A large-scale trial of a new treatment it is hoped will help stop Covid-19 patients from developing severe illness has begun in the UK.
The first patient received the treatment at Hull Royal Infirmary on Tuesday afternoon.
It involves inhaling a protein called interferon beta which the body produces when it gets a viral infection.
The hope is it will stimulate the immune system, priming cells to be ready to fight off viruses.
Early findings suggested the treatment cut the odds of a Covid-19 patient in hospital developing severe disease - such as requiring ventilation - by almost 80%.
It was developed at Southampton University Hospital and is being produced by the Southampton-based biotech company, Synairgen.
A course of treatment with the new drug could cost around £2,000, which is not that expensive for a hospital treatment.
"To be viable it will have to represent good value for money," Synairgen's chief executive Richard Marsden said.
Alexandra Constantin, 34, was the first person to receive the treatment as part of this new trial, after she was admitted to the hospital with coronavirus on Monday.
She has a young daughter at home she is desperate to get back to.
Demonstrating the treatment, the nurse handed her a nebuliser that makes the drug into a fine mist, which Alexandra inhaled as deep into her lungs as she could.
How does the treatment work?
Interferon beta is part of the body's first line of defence against viruses, warning it to expect a viral attack.
The coronavirus seems to suppress its production as part of its strategy to evade our immune systems.
The new drug is a special formulation of interferon beta delivered directly to the airways via a nebuliser which makes the protein into an aerosol.
The idea is that a direct dose of the protein in the lungs will trigger a stronger anti-viral response, even in patients whose immune systems are already weak.

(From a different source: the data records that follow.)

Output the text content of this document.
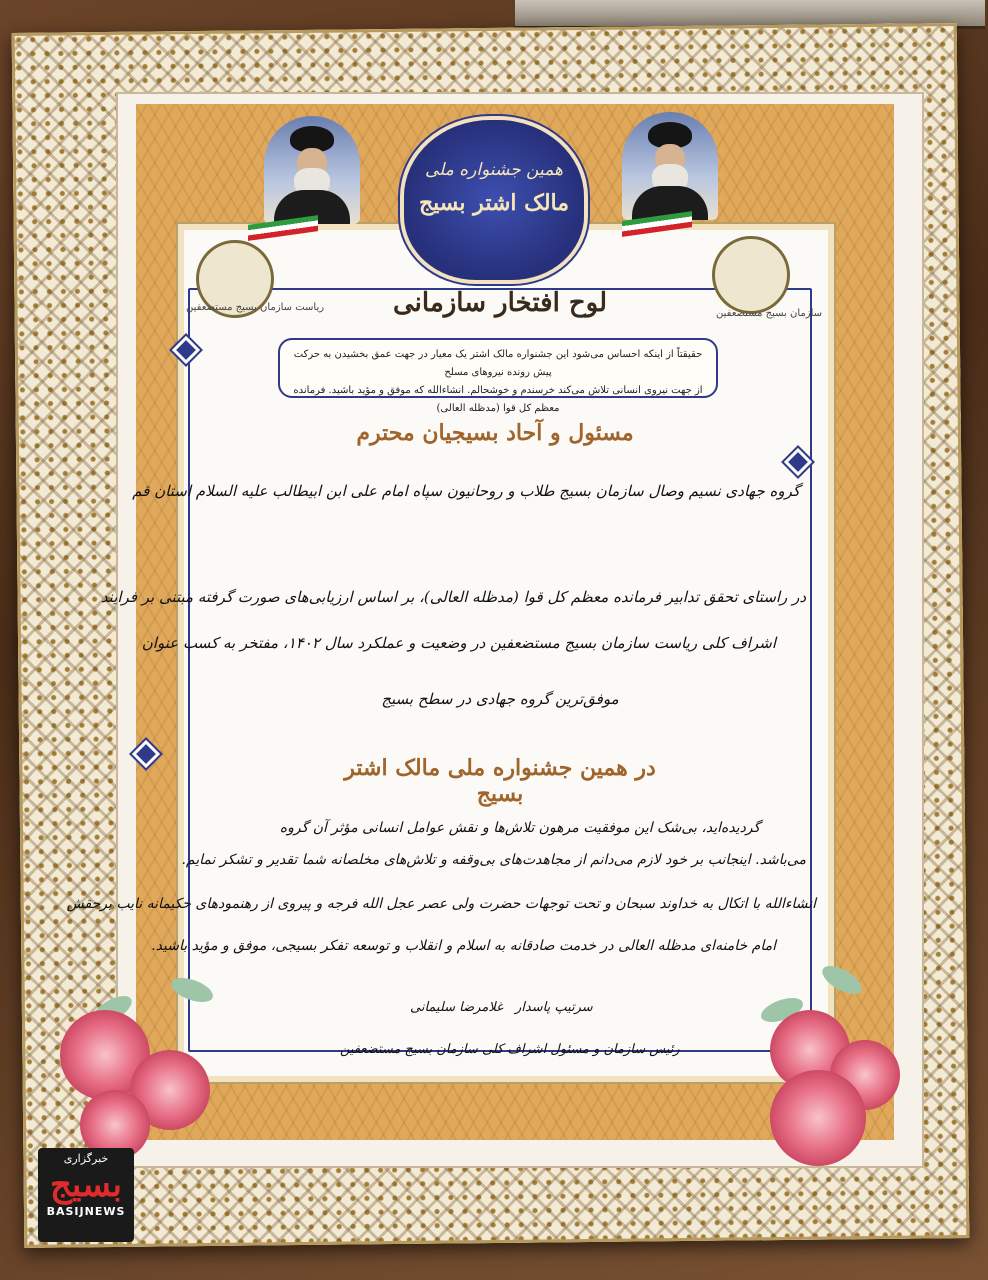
همین جشنواره ملی
مالک اشتر بسیج
ریاست سازمان بسیج مستضعفین
سازمان بسیج مستضعفین
لوح افتخار سازمانی
حقیقتاً از اینکه احساس می‌شود این جشنواره مالک اشتر یک معیار در جهت عمق بخشیدن به حرکت پیش رونده نیروهای مسلح
از جهت نیروی انسانی تلاش می‌کند خرسندم و خوشحالم. انشاءالله که موفق و مؤید باشید. فرمانده معظم کل قوا (مدظله العالی)
مسئول و آحاد بسیجیان محترم
گروه جهادی نسیم وصال سازمان بسیج طلاب و روحانیون سپاه امام علی ابن ابیطالب علیه السلام استان قم
در راستای تحقق تدابیر فرمانده معظم کل قوا (مدظله العالی)، بر اساس ارزیابی‌های صورت گرفته مبتنی بر فرایند
اشراف کلی ریاست سازمان بسیج مستضعفین در وضعیت و عملکرد سال ۱۴۰۲، مفتخر به کسب عنوان
موفق‌ترین گروه جهادی در سطح بسیج
در همین جشنواره ملی مالک اشتر بسیج
گردیده‌اید، بی‌شک این موفقیت مرهون تلاش‌ها و نقش عوامل انسانی مؤثر آن گروه
می‌باشد. اینجانب بر خود لازم می‌دانم از مجاهدت‌های بی‌وقفه و تلاش‌های مخلصانه شما تقدیر و تشکر نمایم.
انشاءالله با اتکال به خداوند سبحان و تحت توجهات حضرت ولی عصر عجل الله فرجه و پیروی از رهنمودهای حکیمانه نایب برحقش
امام خامنه‌ای مدظله العالی در خدمت صادقانه به اسلام و انقلاب و توسعه تفکر بسیجی، موفق و مؤید باشید.
سرتیپ پاسدار غلامرضا سلیمانی
رئیس سازمان و مسئول اشراف کلی سازمان بسیج مستضعفین
خبرگزاری
بسیج
BASIJNEWS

Interferon beta is commonly used in the treatment of multiple sclerosis.
Previous clinical trials conducted by Synairgen have shown that it can stimulate an immune response and that patients with asthma and other chronic lung conditions can comfortably tolerate the treatment.
The results of a smaller, phase two clinical trial of the treatment conducted last year were promising.
It suggested the chances of a Covid-19 patient in hospital getting severe disease - requiring ventilation, for example - were reduced by almost 80%.
Patients were two to three times more likely to recover to the point where everyday activities were not compromised by their illness, Synairgen claimed.
It said the trial also indicated "very significant" reductions in breathlessness among patients who received the treatment.
In addition, the average time patients spent in hospital is said to have been reduced by a third, for those receiving the new drug - down from an average of nine days to six days.
But the trial was small, just 100 patients, and more testing is needed before it can be authorised for use.
This new "phase three" trial is much larger. It will involve more than 600 patients in 20 countries.
As in the earlier trial, half the participants will be given the drug, the other half will get what is known as a placebo - an inactive substance.
The team running the trial say they hope it will be completed by early summer.
If the results are anywhere near as good as in the earlier trial, they expect authorisation for the drug to be used in patients in the UK and other countries to follow shortly afterwards.
"If we had a positive study, we would hope to move rapidly into scaled manufacture and delivery of the drug in clinical practice," said Prof Tom Wilkinson, of the University of Southampton, who is overseeing the trial.
He added that he believes the new drug - if it proves effective - will be a complement to the vaccines that are being rolled out.
He also pointed out it would take a long time for the whole world to be vaccinated. There will need to be treatments for people who miss out on vaccination or choose not to get the jab.
There is also the risk the virus mutates and vaccines become less effective - meaning people begin to develop the disease again.
The treatment is the result of the discovery by a team from Southampton University that people with lung diseases such as asthma and chronic obstructive pulmonary disease (COPD) often had low levels of interferon beta.
"We thought why not boost patients' interferon beta levels by getting them to inhale the protein," Prof Donna Davies, who was part of that team, said.
She said research has now shown that Covid-19 can suppress the interferon beta response. But experts warn that drugs often do not live up to the promise of early trials.
"This is exciting, but we have to see what the phase three results show," says Dr Lamis Latif, a south London GP who has been working in emergency care with Covid-19 patients.
"We've had other drugs in similar circumstances, we've had hydroxychloroquine, for example, but again, when that reached further trials, it wasn't as promising as it initially made up to be.
"So that's something to really take note for this current drug."